Three reasons Brexit makes this the absolute worst time to implement Right to Buy 2
Published: by John Bibby
With the political turmoil of the last few weeks, the Housing and Planning Act might feel a bit like ancient history. It might be tempting to try to forget the Right to Buy 2 policy as all just a bad dream.
It wasn’t. So let’s start with a quick recap.
This is the policy to extend the Right to Buy to housing association tenants and pay for it by forcing councils to sell their ‘higher value’ homes when the current tenant moves out.
No one currently knows what will count as a ‘higher value’ council home, but we do know that councils will be invoiced up-front for the amount of money that the government thinks they should be able to raise from selling homes. And they’ll work out how much councils owe based on a formula that is still to be published.
At the moment we have no reason to believe that the referendum result and arrival of Theresa May as the new Prime Minister will automatically put the skids on Right to Buy 2.
But there are three big reasons why political and economic uncertainty that the leave vote has prompted makes this the absolute worst time to implement it – and why her new government should think twice.
Starting a mass sell-off when house prices are uncertain
As Pete said in his recent post, no one can predict what impact Brexit – and the political uncertainty that’s followed the Leave result – will have on house prices. But you’d be a brave person to say it won’t make a difference at all.
This is bad news for the forced council sales policy for two reasons.
In the first place, unstable house prices will make it incredibly difficult for officials to model how much every councils’ homes are worth – and those values could be subject to big changes. This could mean that councils are invoiced for amounts they couldn’t possibly pay and it could mean they’re forced to sell off more homes than intended or jeopardise their business plans.
Secondly, if there is a serious fall in house prices, it could mean that councils are forced to dispose of homes when their value has just fallen through the floor. Although we didn’t agree with the forced sale policy, you could understand the government’s desire to unlock some of the value in council assets when prices were high.
If prices drop, they’ll just be forcing councils to sell homes off at a cut rate.
Shrinking the social stock when the health of the economy is uncertain
As with the point above, no one can predict what the impact of the referendum result is going to be once we get out of the immediate aftermath.
However, it would be foolhardy to pretend that there isn’t a risk of an economic shock.
If that happens – if we have an uptick in repossessions, evictions and homelessness applications – we will need every single council home we have.

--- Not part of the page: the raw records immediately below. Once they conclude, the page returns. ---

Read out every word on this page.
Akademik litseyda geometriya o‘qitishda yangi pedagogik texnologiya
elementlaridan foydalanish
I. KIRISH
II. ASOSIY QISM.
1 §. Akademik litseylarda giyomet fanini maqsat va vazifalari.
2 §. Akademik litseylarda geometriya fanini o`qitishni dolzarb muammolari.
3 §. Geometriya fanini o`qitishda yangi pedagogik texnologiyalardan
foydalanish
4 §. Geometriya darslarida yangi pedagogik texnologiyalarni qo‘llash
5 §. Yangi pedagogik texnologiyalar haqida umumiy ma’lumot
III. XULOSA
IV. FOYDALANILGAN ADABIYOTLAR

It’s true that the government has committed to replacing every home that’s sold under the scheme, but even putting aside the question of what tenure replacements will be built as, building replacement homes takes time. The government has learned as much with its existing replacement scheme. It can take up to three years, at least.
If we see a sudden pick-up in homelessness we won’t be able to wait three years for a new home to be built so we can house people.

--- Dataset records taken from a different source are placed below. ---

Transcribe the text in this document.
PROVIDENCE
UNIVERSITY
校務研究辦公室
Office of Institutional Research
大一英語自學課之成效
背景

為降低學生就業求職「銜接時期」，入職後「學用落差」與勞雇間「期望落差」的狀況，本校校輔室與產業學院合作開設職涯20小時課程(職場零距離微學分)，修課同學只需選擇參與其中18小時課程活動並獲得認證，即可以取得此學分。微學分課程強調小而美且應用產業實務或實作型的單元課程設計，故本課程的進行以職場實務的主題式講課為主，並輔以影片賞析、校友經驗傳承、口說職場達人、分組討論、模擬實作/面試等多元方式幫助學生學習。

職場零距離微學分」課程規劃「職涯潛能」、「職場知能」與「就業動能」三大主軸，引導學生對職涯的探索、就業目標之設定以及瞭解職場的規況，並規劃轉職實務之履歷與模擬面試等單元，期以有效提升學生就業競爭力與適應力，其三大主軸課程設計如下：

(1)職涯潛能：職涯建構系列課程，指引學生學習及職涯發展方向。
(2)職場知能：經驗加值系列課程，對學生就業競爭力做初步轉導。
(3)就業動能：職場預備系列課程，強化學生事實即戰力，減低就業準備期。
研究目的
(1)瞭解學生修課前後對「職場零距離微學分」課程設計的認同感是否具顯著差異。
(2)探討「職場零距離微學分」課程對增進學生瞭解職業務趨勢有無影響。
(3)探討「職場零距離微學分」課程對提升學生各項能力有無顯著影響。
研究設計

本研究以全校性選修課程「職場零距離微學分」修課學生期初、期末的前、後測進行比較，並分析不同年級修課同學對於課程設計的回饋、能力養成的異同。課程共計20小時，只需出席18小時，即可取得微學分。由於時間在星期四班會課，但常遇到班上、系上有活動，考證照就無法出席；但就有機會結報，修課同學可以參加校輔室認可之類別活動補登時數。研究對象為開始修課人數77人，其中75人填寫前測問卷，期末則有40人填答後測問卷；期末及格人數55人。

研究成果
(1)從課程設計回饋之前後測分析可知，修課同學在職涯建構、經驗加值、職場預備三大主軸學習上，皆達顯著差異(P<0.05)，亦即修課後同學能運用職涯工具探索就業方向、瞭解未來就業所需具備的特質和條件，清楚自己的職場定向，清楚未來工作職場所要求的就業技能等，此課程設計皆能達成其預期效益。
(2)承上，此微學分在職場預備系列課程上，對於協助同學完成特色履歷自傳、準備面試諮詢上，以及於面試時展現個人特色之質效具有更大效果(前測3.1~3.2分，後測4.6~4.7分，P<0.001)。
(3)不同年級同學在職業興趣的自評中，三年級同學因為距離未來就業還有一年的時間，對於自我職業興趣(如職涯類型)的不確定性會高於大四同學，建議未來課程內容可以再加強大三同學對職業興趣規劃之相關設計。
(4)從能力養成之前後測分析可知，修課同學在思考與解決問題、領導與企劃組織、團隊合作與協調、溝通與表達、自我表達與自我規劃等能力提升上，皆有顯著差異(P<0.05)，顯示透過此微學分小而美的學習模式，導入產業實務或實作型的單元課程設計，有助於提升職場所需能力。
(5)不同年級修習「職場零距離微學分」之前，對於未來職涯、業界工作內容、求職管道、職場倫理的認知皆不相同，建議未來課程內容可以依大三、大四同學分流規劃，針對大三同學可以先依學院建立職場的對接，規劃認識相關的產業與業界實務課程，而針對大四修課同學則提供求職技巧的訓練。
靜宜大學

Encouraging people to buy their housing association home during price/economic uncertainty
The final reason that this is the wrong time to implement Right to Buy 2 focusses on the people who are supposed to actually win from the policy: housing association tenants themselves.
This is because, in spite of the big discounts that they can receive, the experience of the original council Right to Buy showed that it is still possible for tenants who have exercised bought their rented home to get into payment difficulties.
In fact, it’s not only possible, they are the most at-risk group.
In 2012, research by the Financial Conduct Authority showed that around one in 22 Right to Buy mortgagors had their home repossessed or a possession order made against it, compared to just one in 77 across all borrower types.
Add the uncertain economic outlook on top of the latent risk to former social tenants and you have the potential for a frightening cocktail: of a wave of new mortgagors with bills that they might quickly not be able to afford.
We’ve been quite open about the fact that we think that Right to Buy 2 would be a bad policy at the best of times. But these are not the best of times.
The current uncertainty about the future of house prices and the economy could make it impractical to implement, could see us sell off public assets at bargain basement prices and whip away part of the housing safety net exactly when it’s needed.
Perhaps worst of all, it could give housing association tenants a massive incentive to become home owners at just the time the storm clouds gather.
The new government can and should scrap it.